Oyster reefs are critical ecosystem species that sustain biodiversity, filter water, and protect coastlines, yet they continue to decline globally. Restoring these ecosystems requires regular underwater monitoring to assess reef health, a task that remains costly, hazardous, and limited when performed by human divers. Autonomous underwater vehicles (AUVs) offer a promising alternative, but existing AUVs rely on geometry-based navigation that cannot interpret scene semantics. Recent vision-language models (VLMs) enable semantic reasoning for intelligent exploration, but existing VLM-driven systems adopt an end-to-end paradigm, introducing three key limitations. First, these systems require the VLM to generate every navigation decision, forcing frequent waits for inference. Second, VLMs cannot model robot dynamics, causing collisions in cluttered environments. Third, limited self-correction allows small deviations to accumulate into large path errors. To address these limitations, we propose CORAL, a framework that decouples high-level semantic reasoning from low-level reactive control. The VLM provides high-level exploration guidance by selecting waypoints, while a dynamics-based planner handles low-level collision-free execution. A geometric verification module validates waypoints and triggers replanning when needed. Compared with the previous state-of-the-art, CORAL improves coverage by 14.28% percentage points, or 17.85% relatively, reduces collisions by 100%, and requires 57% fewer VLM calls.

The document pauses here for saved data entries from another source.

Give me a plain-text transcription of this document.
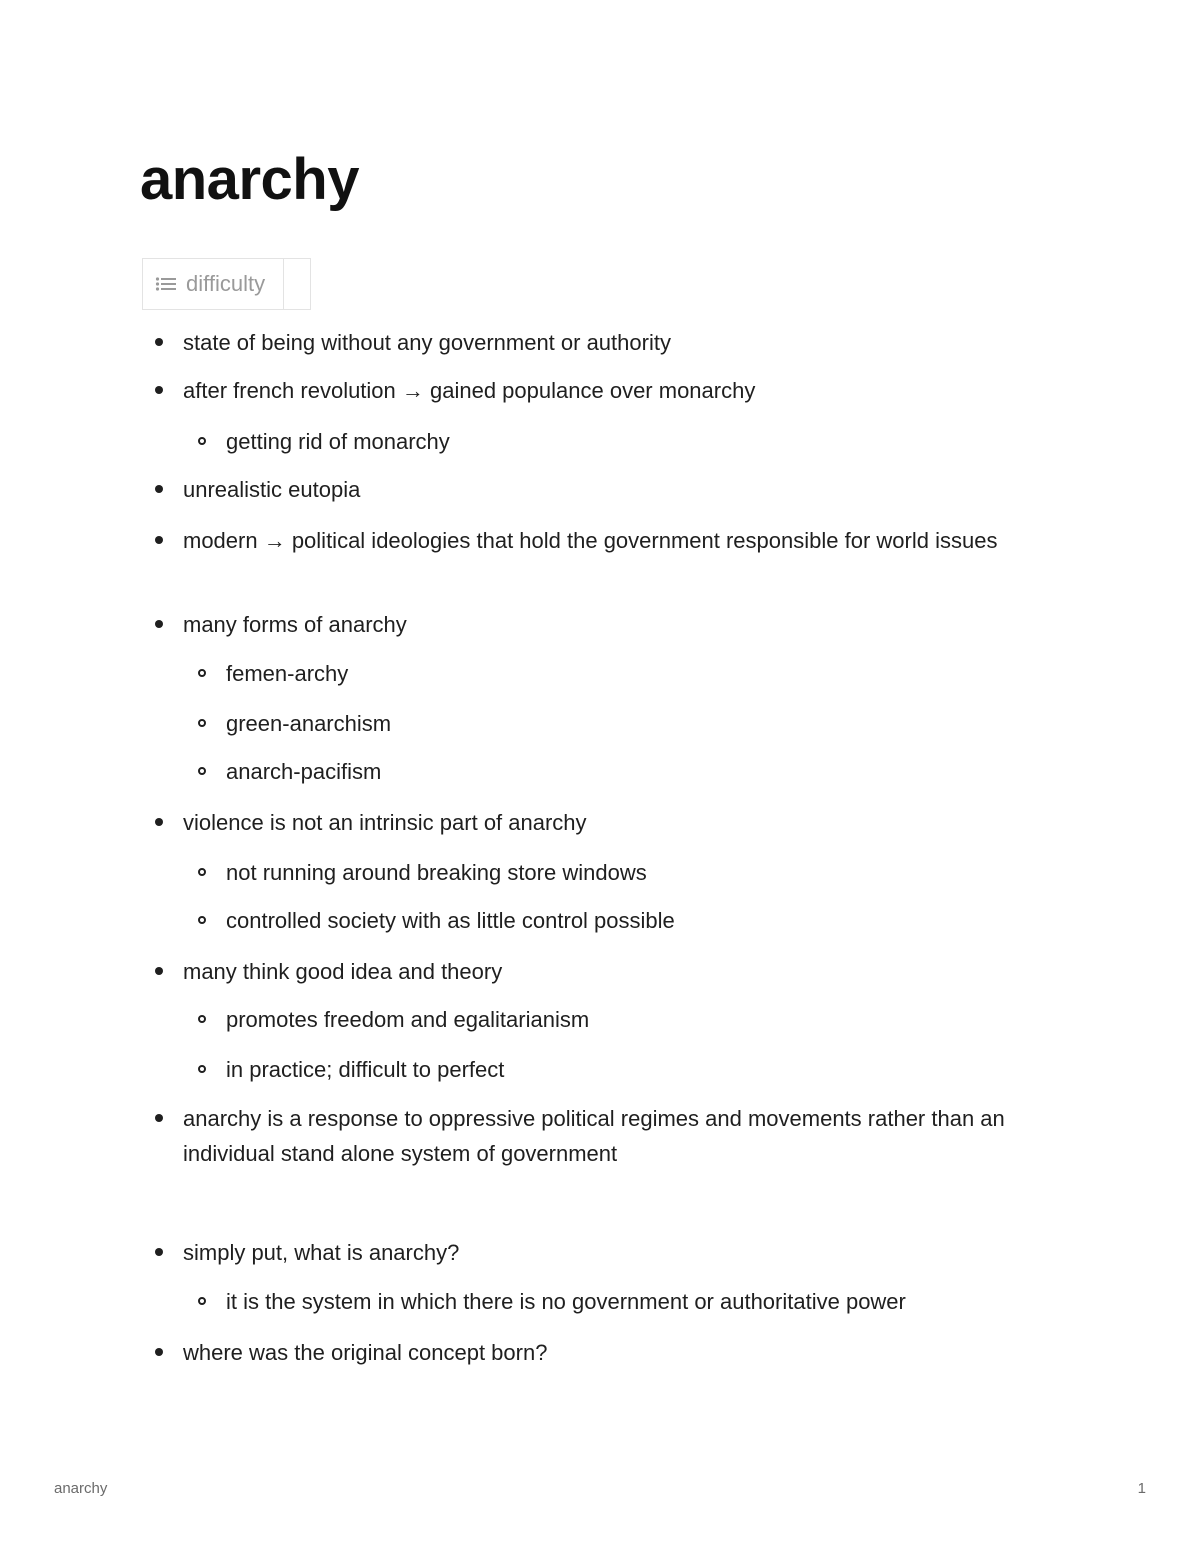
anarchy
difficulty
state of being without any government or authority
after french revolution → gained populance over monarchy
getting rid of monarchy
unrealistic eutopia
modern → political ideologies that hold the government responsible for world issues
many forms of anarchy
femen-archy
green-anarchism
anarch-pacifism
violence is not an intrinsic part of anarchy
not running around breaking store windows
controlled society with as little control possible
many think good idea and theory
promotes freedom and egalitarianism
in practice; difficult to perfect
anarchy is a response to oppressive political regimes and movements rather than an individual stand alone system of government
simply put, what is anarchy?
it is the system in which there is no government or authoritative power
where was the original concept born?
anarchy	1
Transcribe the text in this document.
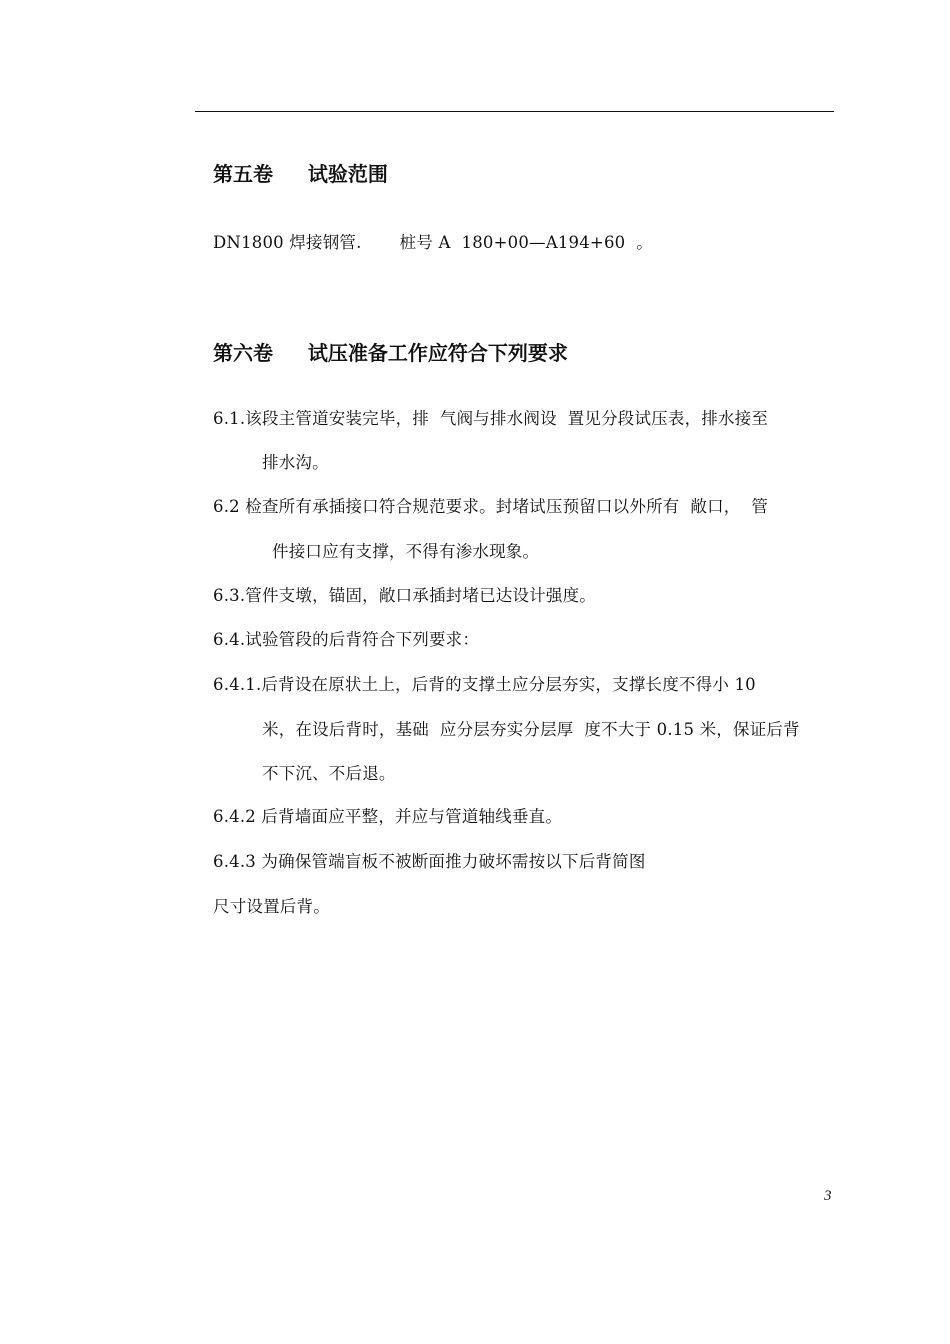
第五卷     试验范围
DN1800 焊接钢管.       桩号 A  180+00—A194+60  。
第六卷     试压准备工作应符合下列要求
6.1.该段主管道安装完毕，排  气阀与排水阀设  置见分段试压表，排水接至
排水沟。
6.2 检查所有承插接口符合规范要求。封堵试压预留口以外所有  敞口，  管
件接口应有支撑，不得有渗水现象。
6.3.管件支墩，锚固，敞口承插封堵已达设计强度。
6.4.试验管段的后背符合下列要求：
6.4.1.后背设在原状土上，后背的支撑土应分层夯实，支撑长度不得小 10
米，在设后背时，基础  应分层夯实分层厚  度不大于 0.15 米，保证后背
不下沉、不后退。
6.4.2 后背墙面应平整，并应与管道轴线垂直。
6.4.3 为确保管端盲板不被断面推力破坏需按以下后背简图
尺寸设置后背。
3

翻译：牡蛎礁是维持生物多样性、净化水质和保护海岸线的关键生态系统物种，然而全球范围内其数量仍在持续减少。恢复这些生态系统需要定期进行水下监测以评估礁体健康状况，而由人类潜水员执行该任务成本高昂、危险且受限。自主水下航行器（AUV）提供了有前景的替代方案，但现有AUV依赖基于几何的导航方法，无法理解场景语义。近期发展的视觉语言模型（VLM）虽能实现智能探索所需的语义推理，但现有VLM驱动系统采用端到端范式，存在三个关键局限：首先，这些系统要求VLM生成所有导航决策，导致频繁等待推理过程；其次，VLM无法建模机器人动力学，在复杂环境中易引发碰撞；第三，有限的自我校正能力使微小偏差累积成显著路径误差。为解决这些局限，我们提出CORAL框架，将高层语义推理与低层反应控制解耦。VLM通过选择航点提供高层探索指导，而基于动力学的规划器负责执行无碰撞的低层运动。几何验证模块对航点进行校验，并在需要时触发重新规划。与先前最优方法相比，CORAL将监测覆盖率绝对提升14.28个百分点（相对提升17.85%），碰撞率降低100%，且VLM调用次数减少57%。